Brazilian online learning startup Descomplica has raised investment from several funds to finance its expansion, the company announced today. Backers include Peter Thiel’s Valar Ventures, Brazil-focused Valor Capital Group and EL Area, Dave McClure’s 500Startups, and Palo Alto-based Social+Capital Partnership.
As you may remember, Descomplica provides young users with online video classes and tests to help them improve their education level and prepare for entrance examinations (see our story mentioning its SMS program). It initially received angel money from Brazilian fund Gavea Angels towards its launch in March 2011. Since it was keen to partner with 500Startups, it then raised a small follow-on round around a year ago to make way for the fund, which is still present among its current investors.
According to Descomplica, it will use this capital to expand its platform by hiring staff, reinforcing its infrastructure and building new content. One of its goals is to increase its library from 2,500 to 10,000 videos, while covering the entire high school’s curriculum.

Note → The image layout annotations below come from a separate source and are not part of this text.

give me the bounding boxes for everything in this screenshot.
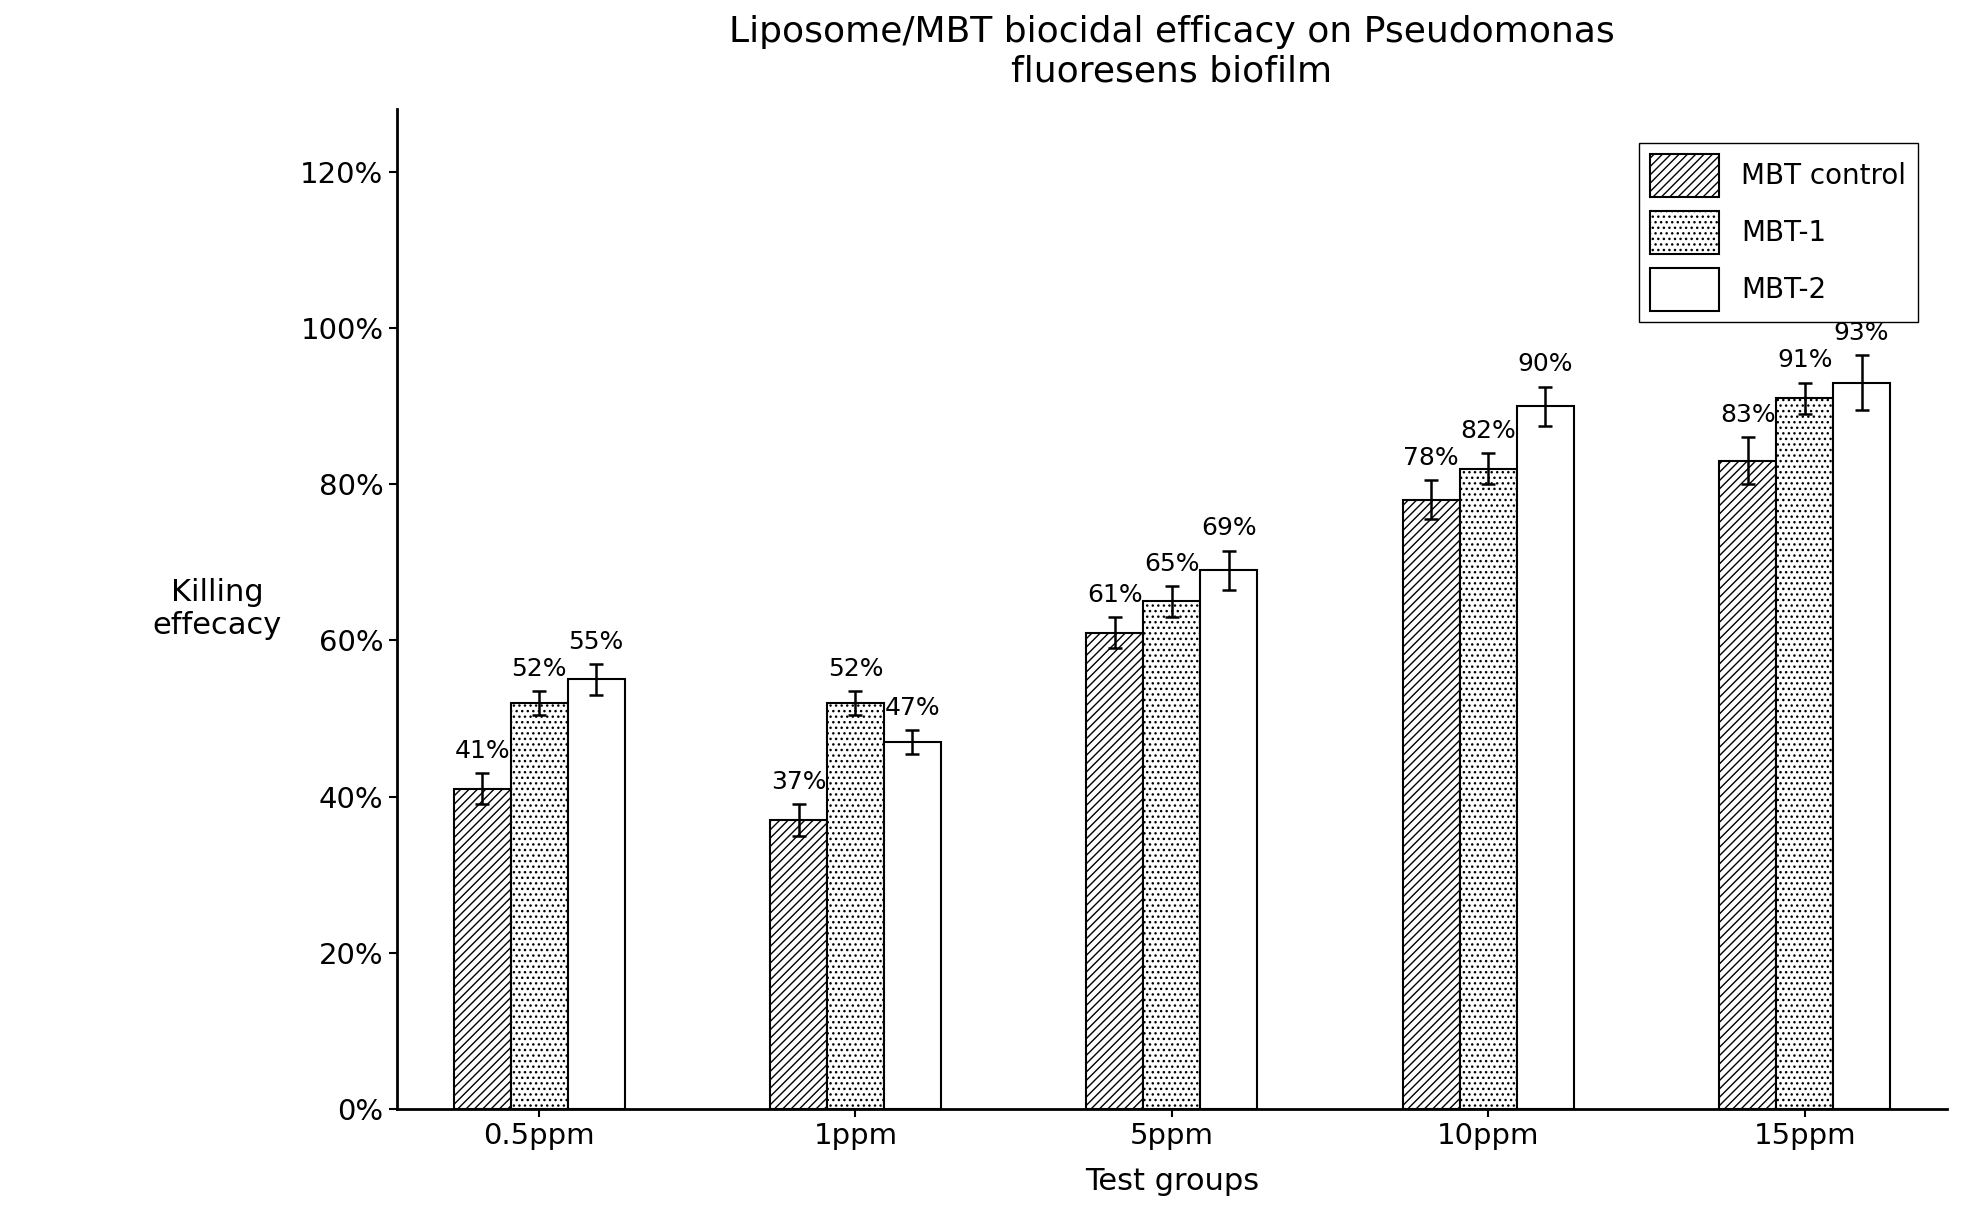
Bar [510,702,567,1109]
Bar [1517,406,1574,1109]
Text: 41%: 41% [455,739,510,763]
Text: 93%: 93% [1834,321,1889,345]
Text: 91%: 91% [1778,349,1833,373]
Text: 55%: 55% [569,630,624,654]
Text: 65%: 65% [1144,551,1199,575]
Bar [1087,632,1144,1109]
Text: 52%: 52% [512,658,567,681]
Bar [1833,383,1889,1109]
Text: 37%: 37% [771,770,826,794]
Bar [1460,469,1517,1109]
Bar [1201,570,1258,1109]
Text: 69%: 69% [1201,516,1256,540]
Bar [567,679,624,1109]
Bar [1144,602,1201,1109]
Bar [1719,460,1776,1109]
Bar [1776,398,1833,1109]
X-axis label: Test groups: Test groups [1085,1167,1260,1196]
Bar [828,702,885,1109]
Text: 82%: 82% [1460,419,1517,443]
Bar [885,742,942,1109]
Text: 90%: 90% [1517,352,1574,377]
Text: 83%: 83% [1721,403,1776,427]
Text: 47%: 47% [885,696,940,721]
Bar [769,820,828,1109]
Bar [1403,500,1460,1109]
Y-axis label: Killing
effecacy: Killing effecacy [153,578,283,641]
Legend: MBT control, MBT-1, MBT-2: MBT control, MBT-1, MBT-2 [1638,143,1917,322]
Text: 52%: 52% [828,658,883,681]
Bar [453,788,510,1109]
Title: Liposome/MBT biocidal efficacy on Pseudomonas
fluoresens biofilm: Liposome/MBT biocidal efficacy on Pseudo… [730,15,1615,88]
Text: 78%: 78% [1403,446,1460,470]
Text: 61%: 61% [1087,582,1142,607]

On the technical side, it hopes to make the learning experience more personal and match its users’ individual performance. For instance, it plans to identify the disciplines in which pupils are having difficulties to adapt its offering.
In addition, Valor Capital Group’s senior vice-president and former chief of staff for global business development at Google, Antoine Colaco, is joining Descomplica’s board, and commented on the partnership:
“We are excited about this investment and the perspective of disrupting Brazil’s education panorama through new technologies. [Descomplica’s CEO] Marco Fisbhen has many years of experience in this field, and we are convinced he is the kind of talented entrepreneurs who will be able, via Descomplica, to provide relevant and accessible content to all high school students.”
Descomplica currently works with 30 certified teachers who are responsible for recording videos, delivering live classes, creating tests and answering questions. To reach its next milestones, it now plans to double its teaching workforce and make it more diverse:
“In addition to expanding our team of educators, we want to bring professionals from different Brazilian regions and have them talk about their specificities and culture. This should make our classes even reacher, and improve our pupils’ learning process,” Fisbhen says.
There’s no doubt that the education segment is heating up in Brazil, especially when it comes to ed-tech startups. As we reported, online learning startup Veduca has recently raised $740k from Mountain do Brasil, 500Startups and other backers to make courses from the world’s top universities available in Portuguese.